# Aulani in April



## PearlCity (Feb 9, 2013)

I tried to log on to disboards but I can't this time of night for some reason but I had a question.  Why is Aulani in April considered peak time for points? Right up there with christmas, new years, easter week and thanksgiving? 

April just doesn't seem like it would be that busy with kids in school. It's cheaper point wise for the summer months.. Is there something special going on in April over there?


----------



## Weimaraner (Feb 9, 2013)

April is Spring Break. Everyone gets a week off. Many are around Easter but can vary. Aruba Surf Club has a platinum plus week in April (like the other holidays) but it doesn't match o
My DD's spring break.


----------



## BocaBum99 (Feb 9, 2013)

PearlCity said:


> I tried to log on to disboards but I can't this time of night for some reason but I had a question.  Why is Aulani in April considered peak time for points? Right up there with christmas, new years, easter week and thanksgiving?
> 
> April just doesn't seem like it would be that busy with kids in school. It's cheaper point wise for the summer months.. Is there something special going on in April over there?



I just looked at the point table for Aulani.  Only April 1-6 and April 29-30 are Premier season.  

April 1-6 is the week after Easter.  Makes sense that it would be high points.  

April 29-May 5 is Golden Week in Japan.   Since Disney markets to the Japanese, this week makes senses as high season.


----------



## PearlCity (Feb 9, 2013)

BocaBum99 said:


> I just looked at the point table for Aulani.  Only April 1-6 and April 29-30 are Premier season.
> 
> April 1-6 is the week after Easter.  Makes sense that it would be high points.
> 
> April 29-May 5 is Golden Week in Japan.   Since Disney markets to the Japanese, this week makes senses as high season.
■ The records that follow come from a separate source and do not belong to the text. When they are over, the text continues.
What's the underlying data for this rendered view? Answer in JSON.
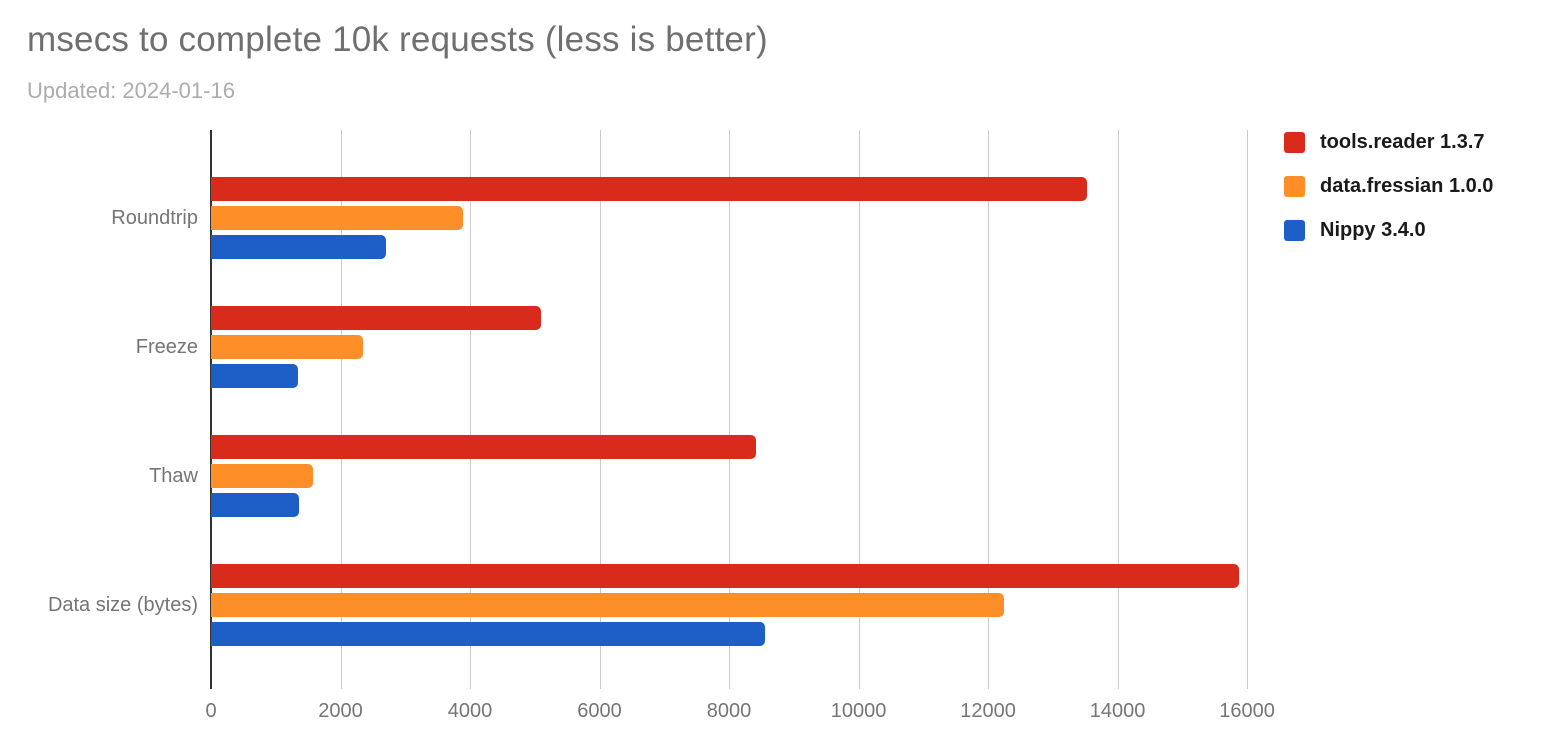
{
  "title": "msecs to complete 10k requests (less is better)",
  "subtitle": "Updated: 2024-01-16",
  "colors": {
    "title_text": "#6f6f6f",
    "subtitle_text": "#acacac",
    "axis_label": "#757575",
    "gridline": "#cccccc",
    "axis_line": "#333333",
    "legend_text": "#1a1a1a"
  },
  "chart_data": {
    "type": "bar",
    "orientation": "horizontal",
    "title": "msecs to complete 10k requests (less is better)",
    "subtitle": "Updated: 2024-01-16",
    "categories": [
      "Roundtrip",
      "Freeze",
      "Thaw",
      "Data size (bytes)"
    ],
    "series": [
      {
        "name": "tools.reader 1.3.7",
        "color": "#d92b1c",
        "values": [
          13530,
          5100,
          8420,
          15880
        ]
      },
      {
        "name": "data.fressian 1.0.0",
        "color": "#fe8e27",
        "values": [
          3890,
          2350,
          1570,
          12250
        ]
      },
      {
        "name": "Nippy 3.4.0",
        "color": "#1d5fc6",
        "values": [
          2700,
          1340,
          1360,
          8550
        ]
      }
    ],
    "x_ticks": [
      0,
      2000,
      4000,
      6000,
      8000,
      10000,
      12000,
      14000,
      16000
    ],
    "x_tick_labels": [
      "0",
      "2000",
      "4000",
      "6000",
      "8000",
      "10000",
      "12000",
      "14000",
      "16000"
    ],
    "xlim": [
      0,
      17280
    ],
    "xlabel": "",
    "ylabel": "",
    "grid": true,
    "legend_position": "right"
  }
}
Ah I could figure the first week in April but the April 29-may 5 had me stumped!  For sine reason I though golden week was later in the year.


----------



## BocaBum99 (Feb 9, 2013)

PearlCity said:


> Ah I could figure the first week in April but the April 29-may 5 had me stumped!  For sine reason I though golden week was later in the year.



You are probably thinking about Golden Week in China.  That is usually in Oct.

In Japan, Boy's day is May 5.  Golden Week always precedes Boy's day.   I think they renamed Boy's day to Children's day even though there is a Girl's day, too.

Since I am from California, May 5 is Cinco de Mayo which we always celebrated as the end of Finals week, so I don't forget Boy's day.


----------



## rhonda (Feb 9, 2013)

FWIW, I didn't check the point charts but just last night booked 4 nights for this coming April in a Studio unit (Island view).  The nights I wanted were available in several different unit sizes/types.

Alaska Airlines is having a fare sale ...


----------